The problem lies with getting the driver classes into the primordial class 
loader when running on YARN.

Basically I need to somehow set the SPARK_CLASSPATH or compute_classpath.sh 
when running on YARN. I’m not sure how to do this when YARN is handling all the 
file copy.

From: Nathan 
<nathan.mccar...@quantium.com.au<mailto:nathan.mccar...@quantium.com.au>>
Date: Wednesday, 15 April 2015 11:49 pm
To: "Wang, Daoyuan" <daoyuan.w...@intel.com<mailto:daoyuan.w...@intel.com>>, 
"user@spark.apache.org<mailto:user@spark.apache.org>" 
<user@spark.apache.org<mailto:user@spark.apache.org>>
Subject: RE: SparkSQL JDBC Datasources API when running on YARN - Spark 1.3.0

Tried with 1.3.0 release (built myself) & the most recent 1.3.1 Snapshot off 
the 1.3 branch.

Haven't tried with 1.4/master.

________________________________
From: Wang, Daoyuan [daoyuan.w...@intel.com<mailto:daoyuan.w...@intel.com>]
Sent: Wednesday, April 15, 2015 5:22 PM
To: Nathan McCarthy; user@spark.apache.org<mailto:user@spark.apache.org>
Subject: RE: SparkSQL JDBC Datasources API when running on YARN - Spark 1.3.0

Can you provide your spark version?

Thanks,
Daoyuan

From: Nathan McCarthy [mailto:nathan.mccar...@quantium.com.au]
Sent: Wednesday, April 15, 2015 1:57 PM
To: Nathan McCarthy; user@spark.apache.org<mailto:user@spark.apache.org>
Subject: Re: SparkSQL JDBC Datasources API when running on YARN - Spark 1.3.0

Just an update, tried with the old JdbcRDD and that worked fine.

From: Nathan 
<nathan.mccar...@quantium.com.au<mailto:nathan.mccar...@quantium.com.au>>
Date: Wednesday, 15 April 2015 1:57 pm
To: "user@spark.apache.org<mailto:user@spark.apache.org>" 
<user@spark.apache.org<mailto:user@spark.apache.org>>
Subject: SparkSQL JDBC Datasources API when running on YARN - Spark 1.3.0

Hi guys,

Trying to use a Spark SQL context’s .load(“jdbc", …) method to create a DF from 
a JDBC data source. All seems to work well locally (master = local[*]), however 
as soon as we try and run on YARN we have problems.

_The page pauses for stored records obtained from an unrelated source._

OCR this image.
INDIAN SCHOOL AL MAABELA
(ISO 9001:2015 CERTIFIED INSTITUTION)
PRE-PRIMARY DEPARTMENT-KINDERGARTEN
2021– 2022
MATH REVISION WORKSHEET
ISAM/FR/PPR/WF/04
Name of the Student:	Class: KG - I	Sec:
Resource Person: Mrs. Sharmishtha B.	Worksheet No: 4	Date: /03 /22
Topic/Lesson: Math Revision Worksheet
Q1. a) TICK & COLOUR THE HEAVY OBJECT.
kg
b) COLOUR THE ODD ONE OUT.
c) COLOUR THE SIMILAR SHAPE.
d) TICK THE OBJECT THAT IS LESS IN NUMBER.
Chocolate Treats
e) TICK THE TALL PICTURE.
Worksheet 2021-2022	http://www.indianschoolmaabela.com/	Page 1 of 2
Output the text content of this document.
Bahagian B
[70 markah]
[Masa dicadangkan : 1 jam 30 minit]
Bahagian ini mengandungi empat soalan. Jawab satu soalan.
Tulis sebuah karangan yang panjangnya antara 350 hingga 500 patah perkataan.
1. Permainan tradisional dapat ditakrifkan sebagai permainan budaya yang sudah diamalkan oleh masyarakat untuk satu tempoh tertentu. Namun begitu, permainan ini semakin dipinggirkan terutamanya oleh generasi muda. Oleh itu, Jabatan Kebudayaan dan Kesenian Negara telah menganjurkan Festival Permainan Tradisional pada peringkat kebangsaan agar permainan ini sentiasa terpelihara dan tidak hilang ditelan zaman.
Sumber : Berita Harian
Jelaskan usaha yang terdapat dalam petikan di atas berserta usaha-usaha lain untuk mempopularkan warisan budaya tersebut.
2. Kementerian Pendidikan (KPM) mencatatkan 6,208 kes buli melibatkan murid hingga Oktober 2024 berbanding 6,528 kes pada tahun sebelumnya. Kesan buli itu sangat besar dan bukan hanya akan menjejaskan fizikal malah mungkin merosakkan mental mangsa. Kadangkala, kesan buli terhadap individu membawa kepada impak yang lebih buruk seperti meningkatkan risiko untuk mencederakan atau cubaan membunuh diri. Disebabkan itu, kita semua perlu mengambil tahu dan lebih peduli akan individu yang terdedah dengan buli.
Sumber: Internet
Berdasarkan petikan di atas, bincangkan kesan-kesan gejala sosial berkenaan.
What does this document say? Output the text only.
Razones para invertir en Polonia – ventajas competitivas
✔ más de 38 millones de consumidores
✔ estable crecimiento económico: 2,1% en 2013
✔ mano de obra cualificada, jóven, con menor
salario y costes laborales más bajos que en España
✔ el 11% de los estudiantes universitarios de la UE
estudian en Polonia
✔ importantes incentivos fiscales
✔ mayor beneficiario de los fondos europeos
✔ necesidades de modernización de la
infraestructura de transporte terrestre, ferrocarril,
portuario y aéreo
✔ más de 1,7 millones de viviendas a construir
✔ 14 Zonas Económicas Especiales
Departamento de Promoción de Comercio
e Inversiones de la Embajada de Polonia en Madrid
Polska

We seem to be running into problems with the class path and loading up the JDBC 
driver. I’m using the jTDS 1.3.1 driver, net.sourceforge.jtds.jdbc.Driver.

./bin/spark-shell --jars /tmp/jtds-1.3.1.jar --master yarn-client

When trying to run I get an exception;

scala> sqlContext.load("jdbc", Map("url" -> 
"jdbc:jtds:sqlserver://blah:1433/MyDB;user=usr;password=pwd", "dbtable" -> 
"CUBE.DIM_SUPER_STORE_TBL”))

java.sql.SQLException: No suitable driver found for 
jdbc:jtds:sqlserver://blah:1433/MyDB;user=usr;password=pwd

Thinking maybe we need to force load the driver, if I supply “driver” -> 
“net.sourceforge.jtds.jdbc.Driver” to .load we get;

scala> sqlContext.load("jdbc", Map("url" -> 
"jdbc:jtds:sqlserver://blah:1433/MyDB;user=usr;password=pwd", "driver" -> 
"net.sourceforge.jtds.jdbc.Driver", "dbtable" -> "CUBE.DIM_SUPER_STORE_TBL”))

java.lang.ClassNotFoundException: net.sourceforge.jtds.jdbc.Driver
        at java.net.URLClassLoader$1.run(URLClassLoader.java:366)
        at java.net.URLClassLoader$1.run(URLClassLoader.java:355)
        at java.security.AccessController.doPrivileged(Native Method)
        at java.net.URLClassLoader.findClass(URLClassLoader.java:354)
        at java.lang.ClassLoader.loadClass(ClassLoader.java:425)
        at sun.misc.Launcher$AppClassLoader.loadClass(Launcher.java:308)
        at java.lang.ClassLoader.loadClass(ClassLoader.java:358)
        at java.lang.Class.forName0(Native Method)
        at java.lang.Class.forName(Class.java:191)
        at 
org.apache.spark.sql.jdbc.DefaultSource.createRelation(JDBCRelation.scala:97)
        at org.apache.spark.sql.sources.ResolvedDataSource$.apply(ddl.scala:290)
        at org.apache.spark.sql.SQLContext.load(SQLContext.scala:679)
        at $iwC$$iwC$$iwC$$iwC$$iwC$$iwC$$iwC$$iwC.<init>(<console>:21)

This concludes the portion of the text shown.